Nu is an object-oriented Turing tarpit designed by User:Caenbe. Despite its lack of numbers or arithmetic, it can express other Turing tarpits that involve incrementation and dereferencing, such as I/D machine and Three Star Programmer. The name was chosen to be reminiscent of Iota, and also to sound like "new", which is the keyword to create an object in C-like languages. Completely by accident, Nu has some similarities with #hell.
Syntax & Semantics
A name is a string of alphanumeric characters or underscores. An expression is a dot-separated list of one or more names.
The first name in an expression is a variable. Any subsequent names are properties, just like you would expect in C or Java. If a variable or property is referenced before it contains anything, it is automatically assigned to a new object.
The first type of command is assignment:
expression = expression;
The second type of command is jumping. A program may contain exactly one jump label, written as a single semicolon. At the end of the program is an implicit jump back to the jump label. So, the jump label separates the program into a "preamble" which runs once, and a loop which runs infinitely many times.
Here is a translation of the (boring) I/D Machine program IDIID:
ptr = 0; max = 0; ; max.d = 0; max = max.i; max.d = 0; max = max.i; max.d = 0; max = max.i; max.d = 0; max = max.i; ptr.d = ptr.d.i; ptr = ptr.d; ptr.d = ptr.d.i; ptr.d = ptr.d.i; ptr = ptr.d;
The preamble sets up the pointer and a variable called max, which is used to create numbers during the loop. Numbers are encoded as in Peano arithmetic (e.g. 5 is
0.i.i.i.i.i) and the .d property of a number is the value currently stored at that array index.
Here is a translation of the Three Star Programmer program 3 6 9, written along the same lines:
max = 0; max.d = 0; max = max.i; max.d = 0; max = max.i; max.d = 0; max = max.i; max.d = 0; max = max.i; max.d = 0; max = max.i; max.d = 0; max = max.i; max.d = 0; max = max.i; max.d = 0; max = max.i; max.d = 0; max = max.i; max.d = 0; max = max.i; ; max.d = 0; max = max.i; max.d = 0; max = max.i; max.d = 0; max = max.i; 0.i.i.i.d.d.d = 0.i.i.i.d.d.d.i; 0.i.i.i.i.i.i.d.d.d = 0.i.i.i.i.i.i.d.d.d.i; 0.i.i.i.i.i.i.i.i.i.d.d.d = 0.i.i.i.i.i.i.i.i.i.d.d.d.i;
Nu can be interpreted as a (multi-) graph rewriting automaton. The initial state is an infinitely deep directed tree, where each node has a countable infinity of out-edges, labeled with all possible names. An assignment manipulates the graph in this way:
- The left-hand side specifies an edge.
- The right-hand side specifies a node.
- The edge is redirected to point at the node.

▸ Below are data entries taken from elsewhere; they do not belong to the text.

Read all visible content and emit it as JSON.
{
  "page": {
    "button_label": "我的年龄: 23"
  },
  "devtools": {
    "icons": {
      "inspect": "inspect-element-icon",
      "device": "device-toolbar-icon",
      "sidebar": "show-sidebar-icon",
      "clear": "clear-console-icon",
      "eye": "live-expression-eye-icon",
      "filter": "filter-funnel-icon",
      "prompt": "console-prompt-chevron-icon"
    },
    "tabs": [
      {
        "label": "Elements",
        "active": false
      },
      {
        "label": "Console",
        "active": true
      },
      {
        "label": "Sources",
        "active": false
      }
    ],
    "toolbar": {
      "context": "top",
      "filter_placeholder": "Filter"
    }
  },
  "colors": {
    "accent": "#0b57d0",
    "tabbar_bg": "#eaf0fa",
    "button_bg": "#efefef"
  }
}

In this view, the preamble can be seen as specifying the initial graph, and the loop can be seen as a rewrite rule.
In fact, the initial tree doesn't even need infinite branching, only as many branches per node as there are unique names in the program. The Three Star Programmer example above can be rewritten to use 2 names (by substituting max -> i and 0 -> d), and thus, a binary tree.
Binary Nu is a version of Nu which allows 2 distinct names, and is written in binary. The first condition doesn’t hinder the expressivity of the language, because if every expression has a number of names divisible by n, this is equivalent to having 2n names.

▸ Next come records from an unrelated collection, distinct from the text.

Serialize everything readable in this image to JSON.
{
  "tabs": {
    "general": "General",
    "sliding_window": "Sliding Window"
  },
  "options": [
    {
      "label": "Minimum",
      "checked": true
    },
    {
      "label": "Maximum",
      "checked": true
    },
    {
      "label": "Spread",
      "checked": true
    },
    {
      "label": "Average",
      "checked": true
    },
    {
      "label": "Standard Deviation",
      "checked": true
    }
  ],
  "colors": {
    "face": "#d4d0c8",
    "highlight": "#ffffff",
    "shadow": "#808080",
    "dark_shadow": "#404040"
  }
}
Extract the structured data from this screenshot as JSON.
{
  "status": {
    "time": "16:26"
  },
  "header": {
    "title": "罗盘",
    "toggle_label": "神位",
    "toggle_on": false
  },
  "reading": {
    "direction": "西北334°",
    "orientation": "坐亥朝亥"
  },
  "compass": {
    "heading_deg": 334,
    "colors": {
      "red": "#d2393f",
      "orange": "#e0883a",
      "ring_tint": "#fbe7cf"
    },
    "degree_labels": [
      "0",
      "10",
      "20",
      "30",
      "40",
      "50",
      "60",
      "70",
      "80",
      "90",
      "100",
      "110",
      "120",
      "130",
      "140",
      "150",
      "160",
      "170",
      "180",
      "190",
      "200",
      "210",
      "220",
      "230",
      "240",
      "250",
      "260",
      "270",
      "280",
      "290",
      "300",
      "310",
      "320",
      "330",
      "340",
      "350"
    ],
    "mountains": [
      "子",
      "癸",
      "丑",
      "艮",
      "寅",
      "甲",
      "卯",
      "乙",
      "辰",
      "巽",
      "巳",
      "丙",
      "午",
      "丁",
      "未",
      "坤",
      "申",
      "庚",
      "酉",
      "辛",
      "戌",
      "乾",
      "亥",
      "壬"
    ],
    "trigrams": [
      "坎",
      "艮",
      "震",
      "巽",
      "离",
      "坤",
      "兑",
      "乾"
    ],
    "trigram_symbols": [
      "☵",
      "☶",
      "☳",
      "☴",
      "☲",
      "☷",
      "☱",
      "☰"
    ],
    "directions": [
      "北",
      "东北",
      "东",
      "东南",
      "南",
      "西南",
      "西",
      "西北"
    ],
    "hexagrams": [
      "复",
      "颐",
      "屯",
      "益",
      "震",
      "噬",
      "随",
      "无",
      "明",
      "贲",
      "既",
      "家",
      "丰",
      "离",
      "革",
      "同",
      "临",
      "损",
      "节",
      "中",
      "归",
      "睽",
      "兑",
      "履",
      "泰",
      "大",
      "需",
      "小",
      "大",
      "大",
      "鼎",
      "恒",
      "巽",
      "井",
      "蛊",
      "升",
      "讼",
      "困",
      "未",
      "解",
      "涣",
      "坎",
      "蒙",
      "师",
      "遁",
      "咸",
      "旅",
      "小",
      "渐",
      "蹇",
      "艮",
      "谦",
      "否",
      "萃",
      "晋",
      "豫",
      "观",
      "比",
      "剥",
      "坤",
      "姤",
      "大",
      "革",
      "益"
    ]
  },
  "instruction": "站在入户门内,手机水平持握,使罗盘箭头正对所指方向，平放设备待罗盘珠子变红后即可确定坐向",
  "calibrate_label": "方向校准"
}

The names are 00 and 01. Expressions are separated by 10 (dots and equal signs are inferred). The jump label is represented by 11. So, for example,
i = i.d; d = d.i; ; d.d.i = i.i.d;
could be encoded as
00 10 00 01 10 01 10 01 00 11 01 01 00 10 00 00 01
There is currently no implementation of Binary Nu.
This is a Python 3 implementation with no error checking.

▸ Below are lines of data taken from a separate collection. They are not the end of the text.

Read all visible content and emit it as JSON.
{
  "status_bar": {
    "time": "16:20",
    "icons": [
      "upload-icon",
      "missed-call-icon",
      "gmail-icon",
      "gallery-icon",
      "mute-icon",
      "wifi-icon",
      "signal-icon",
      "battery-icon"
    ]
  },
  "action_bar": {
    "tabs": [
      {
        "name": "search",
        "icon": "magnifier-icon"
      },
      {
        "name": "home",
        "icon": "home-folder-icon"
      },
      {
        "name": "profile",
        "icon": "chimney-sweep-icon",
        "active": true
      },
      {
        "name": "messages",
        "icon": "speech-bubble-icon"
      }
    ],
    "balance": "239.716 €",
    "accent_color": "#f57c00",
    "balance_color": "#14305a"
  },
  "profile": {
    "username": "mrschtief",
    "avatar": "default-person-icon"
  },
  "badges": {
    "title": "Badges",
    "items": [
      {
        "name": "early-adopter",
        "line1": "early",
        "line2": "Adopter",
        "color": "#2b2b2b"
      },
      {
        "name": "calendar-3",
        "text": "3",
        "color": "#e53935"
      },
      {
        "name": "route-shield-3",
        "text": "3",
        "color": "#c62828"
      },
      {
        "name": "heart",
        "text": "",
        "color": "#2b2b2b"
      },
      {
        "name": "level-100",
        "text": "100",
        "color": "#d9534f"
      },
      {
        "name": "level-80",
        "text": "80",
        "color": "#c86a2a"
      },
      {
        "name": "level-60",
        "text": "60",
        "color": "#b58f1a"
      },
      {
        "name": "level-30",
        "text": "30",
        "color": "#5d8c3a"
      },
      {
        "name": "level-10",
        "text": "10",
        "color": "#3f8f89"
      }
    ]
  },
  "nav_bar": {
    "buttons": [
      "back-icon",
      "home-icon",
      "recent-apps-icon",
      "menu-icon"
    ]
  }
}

from collections import defaultdict import re def Nu(prgm): new_obj = lambda: defaultdict(new_obj) vars = new_obj() lines = re.sub('\s','',prgm).split(';')[:-1] i = 0 while True: if lines[i] == '': jump_label = i exec("vars['"+lines[i].replace('.',"']['").replace('=',"']=vars['")+"']") i += 1 if i == len(lines): i = jump_label
Since I/D Machine is Turing-complete, so is Nu.